Emergency action is requested so that disposition of the proceeds can be determined.

 

FISCAL IMPACT:  There will be a loss of $275,000 original principal plus $67,432 in City’s CDBG receivable, totaling $342,432 as of June 30, 2017

 

Title

To authorize the Director of the Department of Development to forgive the principal and accrued interest on an Investment Fund loan due to the City of Columbus totaling approximately $342,432.00; to authorize the Director to enter into contract with Columbus Housing Partnerhsip, dba Homeport, to allow the funds to be allocated to operating costs to the extent of $67,432.00 and to direct the remaining proceeds into an affordable senior housing project in the American Addition neighborhood of Columbus; and to declare an emergency. (AMENDED BY ORD. 3312-2021; PASSED 12/13/2021)

 

Body

WHEREAS, the Department of Development has $275,000 in principal and $67,432 in accrued interest owed to it for an Investment Fund loan made to Starr/High Limited Partnership for the acquisition of the project site located at 989-997 North High Street in Columbus; and

 

WHEREAS, the owner, Starr/High Limited Partnership (Starr-High) has requested that it be forgiven the principal and accrued interest on the loan; and

 

WHEREAS, this legislation would forgive approximately $342,432 of principal and accrued interest on the Investment Fund loan; and

 

WHEREAS, this loan was made in conjunction with a City HOME loan for the acquisition and rehabilitation of these rental units for low-to-moderate income resident with a mortgage and terms that the loan would be repaid upon sale or transfer of the property; and

 

WHEREAS, all existing tenants at the Starr High site will be allowed to remain in place for at least 24 months following the sale of the Starr-High property and after that time may seek assistance with relocation from Starr/High sponsor Columbus Housing Partnership, dba Homeport; and

 

WHEREAS, the proceeds from the Investment Fund loan will be reinvested in a senior housing project via a contract between the Department of Development and Columbus Housing Partnership, dba Homeport, within the American Addition neighborhood with the prior approval of the Director of Development; and

 

WHEREAS, the City will have a loss of approximately $342,432 in Investment Fund principal and accrued interest receivable; and

 

WHEREAS, an emergency exists in the usual daily operation of the Department of Development in that it is immediately necessary to authorize the Director of Development to enter into contract with Homeport and to authorize the forgiveness of the Investment Fund loan from the City; and, NOW, THEREFORE,

 

BE IT ORDAINED BY THE COUNCIL OF THE CITY OF COLUMBUS:

 

SECTION 1.                     That the Director of the Department of Development be and is hereby authorized to forgive $275,000 original principal plus $67,432 accrued interest totaling $342,432 to Starr/High Limited Partnership.
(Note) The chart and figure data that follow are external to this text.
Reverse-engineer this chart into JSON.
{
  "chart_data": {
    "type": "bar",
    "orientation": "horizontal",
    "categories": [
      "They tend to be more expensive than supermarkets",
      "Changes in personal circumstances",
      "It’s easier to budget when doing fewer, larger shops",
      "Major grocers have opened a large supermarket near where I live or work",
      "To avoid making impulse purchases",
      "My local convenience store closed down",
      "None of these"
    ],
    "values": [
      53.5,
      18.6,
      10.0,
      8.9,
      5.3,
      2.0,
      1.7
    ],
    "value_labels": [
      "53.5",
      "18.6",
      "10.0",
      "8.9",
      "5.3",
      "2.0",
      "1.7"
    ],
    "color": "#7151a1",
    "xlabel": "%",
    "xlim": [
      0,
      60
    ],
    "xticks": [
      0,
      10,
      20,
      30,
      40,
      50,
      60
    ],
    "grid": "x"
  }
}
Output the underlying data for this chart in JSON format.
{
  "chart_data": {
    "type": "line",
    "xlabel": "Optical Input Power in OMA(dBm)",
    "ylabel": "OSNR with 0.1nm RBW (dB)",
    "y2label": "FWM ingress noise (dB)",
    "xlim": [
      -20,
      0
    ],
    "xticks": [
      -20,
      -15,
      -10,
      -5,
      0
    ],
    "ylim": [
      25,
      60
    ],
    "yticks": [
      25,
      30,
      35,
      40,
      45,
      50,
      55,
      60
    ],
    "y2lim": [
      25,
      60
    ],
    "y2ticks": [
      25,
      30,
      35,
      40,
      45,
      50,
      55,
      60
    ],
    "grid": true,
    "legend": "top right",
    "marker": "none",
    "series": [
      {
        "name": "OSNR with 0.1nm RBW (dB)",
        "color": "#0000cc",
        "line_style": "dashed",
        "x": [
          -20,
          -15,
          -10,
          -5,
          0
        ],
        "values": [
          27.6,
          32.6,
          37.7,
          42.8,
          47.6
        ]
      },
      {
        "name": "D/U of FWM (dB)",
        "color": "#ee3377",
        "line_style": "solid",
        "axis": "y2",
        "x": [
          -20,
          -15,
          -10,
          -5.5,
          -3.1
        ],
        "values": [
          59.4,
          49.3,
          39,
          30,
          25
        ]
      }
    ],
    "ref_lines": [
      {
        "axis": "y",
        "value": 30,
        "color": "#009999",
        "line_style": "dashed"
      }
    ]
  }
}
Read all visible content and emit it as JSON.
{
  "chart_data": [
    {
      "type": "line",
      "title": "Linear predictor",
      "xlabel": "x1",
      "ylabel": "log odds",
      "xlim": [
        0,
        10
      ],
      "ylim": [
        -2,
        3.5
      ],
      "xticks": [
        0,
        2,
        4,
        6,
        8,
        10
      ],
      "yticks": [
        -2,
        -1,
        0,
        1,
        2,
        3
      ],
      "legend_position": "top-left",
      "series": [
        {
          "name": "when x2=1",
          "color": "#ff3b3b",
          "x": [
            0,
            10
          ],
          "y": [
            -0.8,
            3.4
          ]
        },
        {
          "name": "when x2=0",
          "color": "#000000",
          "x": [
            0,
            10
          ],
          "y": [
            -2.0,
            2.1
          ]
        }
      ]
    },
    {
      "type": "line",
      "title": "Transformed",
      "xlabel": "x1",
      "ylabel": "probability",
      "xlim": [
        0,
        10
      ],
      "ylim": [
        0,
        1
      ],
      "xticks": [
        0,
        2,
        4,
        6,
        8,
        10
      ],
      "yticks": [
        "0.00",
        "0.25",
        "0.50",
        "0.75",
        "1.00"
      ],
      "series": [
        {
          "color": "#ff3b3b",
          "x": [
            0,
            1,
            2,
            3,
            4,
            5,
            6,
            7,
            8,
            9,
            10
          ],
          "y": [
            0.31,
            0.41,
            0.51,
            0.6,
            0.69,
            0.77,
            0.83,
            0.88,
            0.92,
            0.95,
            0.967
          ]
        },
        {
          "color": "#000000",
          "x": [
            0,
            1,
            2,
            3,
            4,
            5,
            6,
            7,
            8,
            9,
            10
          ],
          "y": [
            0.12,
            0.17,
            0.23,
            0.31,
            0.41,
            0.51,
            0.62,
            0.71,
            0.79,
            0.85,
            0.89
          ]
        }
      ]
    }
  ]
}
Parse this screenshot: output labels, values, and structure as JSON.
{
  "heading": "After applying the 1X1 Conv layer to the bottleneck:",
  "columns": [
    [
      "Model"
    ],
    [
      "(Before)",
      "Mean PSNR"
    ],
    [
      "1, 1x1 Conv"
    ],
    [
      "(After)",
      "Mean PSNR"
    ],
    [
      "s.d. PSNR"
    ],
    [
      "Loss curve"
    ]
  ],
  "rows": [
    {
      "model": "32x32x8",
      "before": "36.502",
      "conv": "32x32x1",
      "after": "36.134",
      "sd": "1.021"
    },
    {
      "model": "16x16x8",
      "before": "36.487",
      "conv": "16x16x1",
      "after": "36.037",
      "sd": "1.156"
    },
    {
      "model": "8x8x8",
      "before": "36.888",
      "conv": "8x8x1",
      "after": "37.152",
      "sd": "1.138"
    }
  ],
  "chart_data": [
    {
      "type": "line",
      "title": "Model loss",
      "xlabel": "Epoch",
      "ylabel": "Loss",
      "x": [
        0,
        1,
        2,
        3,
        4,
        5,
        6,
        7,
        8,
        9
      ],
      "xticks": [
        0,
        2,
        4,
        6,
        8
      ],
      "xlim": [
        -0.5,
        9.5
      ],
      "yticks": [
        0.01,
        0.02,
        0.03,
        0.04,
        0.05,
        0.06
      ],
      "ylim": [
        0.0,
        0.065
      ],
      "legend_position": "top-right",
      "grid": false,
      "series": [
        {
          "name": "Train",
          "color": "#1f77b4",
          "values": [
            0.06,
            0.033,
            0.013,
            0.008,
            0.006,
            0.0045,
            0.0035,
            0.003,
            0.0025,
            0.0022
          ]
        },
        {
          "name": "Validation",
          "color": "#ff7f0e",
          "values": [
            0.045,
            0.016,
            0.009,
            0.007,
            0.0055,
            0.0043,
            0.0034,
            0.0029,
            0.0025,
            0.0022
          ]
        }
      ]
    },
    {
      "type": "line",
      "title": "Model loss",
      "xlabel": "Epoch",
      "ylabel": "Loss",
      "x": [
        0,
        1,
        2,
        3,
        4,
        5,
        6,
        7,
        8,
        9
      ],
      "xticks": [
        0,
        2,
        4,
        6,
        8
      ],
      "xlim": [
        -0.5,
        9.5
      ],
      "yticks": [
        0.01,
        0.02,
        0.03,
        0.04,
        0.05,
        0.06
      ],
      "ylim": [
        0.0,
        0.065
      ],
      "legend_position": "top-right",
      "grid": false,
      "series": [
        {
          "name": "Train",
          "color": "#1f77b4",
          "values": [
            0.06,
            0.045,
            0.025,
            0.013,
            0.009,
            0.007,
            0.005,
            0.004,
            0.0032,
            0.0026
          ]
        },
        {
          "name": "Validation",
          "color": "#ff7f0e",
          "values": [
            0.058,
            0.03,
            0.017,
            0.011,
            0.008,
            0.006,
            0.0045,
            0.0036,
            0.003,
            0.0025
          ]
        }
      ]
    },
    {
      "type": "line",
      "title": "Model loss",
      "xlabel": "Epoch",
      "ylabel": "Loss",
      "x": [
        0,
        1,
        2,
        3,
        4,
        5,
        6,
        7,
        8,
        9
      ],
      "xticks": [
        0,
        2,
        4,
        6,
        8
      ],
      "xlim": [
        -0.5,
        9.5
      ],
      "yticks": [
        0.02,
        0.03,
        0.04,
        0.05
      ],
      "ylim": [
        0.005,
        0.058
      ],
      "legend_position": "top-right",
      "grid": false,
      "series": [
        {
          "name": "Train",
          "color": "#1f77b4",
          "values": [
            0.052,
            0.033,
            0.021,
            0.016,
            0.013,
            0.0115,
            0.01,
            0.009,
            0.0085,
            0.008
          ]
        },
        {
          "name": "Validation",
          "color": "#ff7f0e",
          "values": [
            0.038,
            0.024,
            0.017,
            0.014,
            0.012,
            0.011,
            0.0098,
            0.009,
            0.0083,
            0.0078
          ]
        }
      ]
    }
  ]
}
There will be a loss of $342,432 in principal and accrued interest receivable for the City Investment Fund program income.

 

SECTION 2.  That the Director of the Department of Development be and is hereby authorized to enter into a contract with Columbus Housing Partnership, dba Homeport, for the purpose of reinvesting the fund from property sale in a senior housing project within the American Addition neighborhood with the consent of the Director of Development. 

 

SECTION 3.                      That for reasons stated in the preamble hereto, which is hereby made a part hereof, this ordinance is hereby declared to be an emergency measure and shall take effect and be in force from and after passage and approval by the Mayor, or ten days after passage if the Mayor neither approves nor vetoes the same.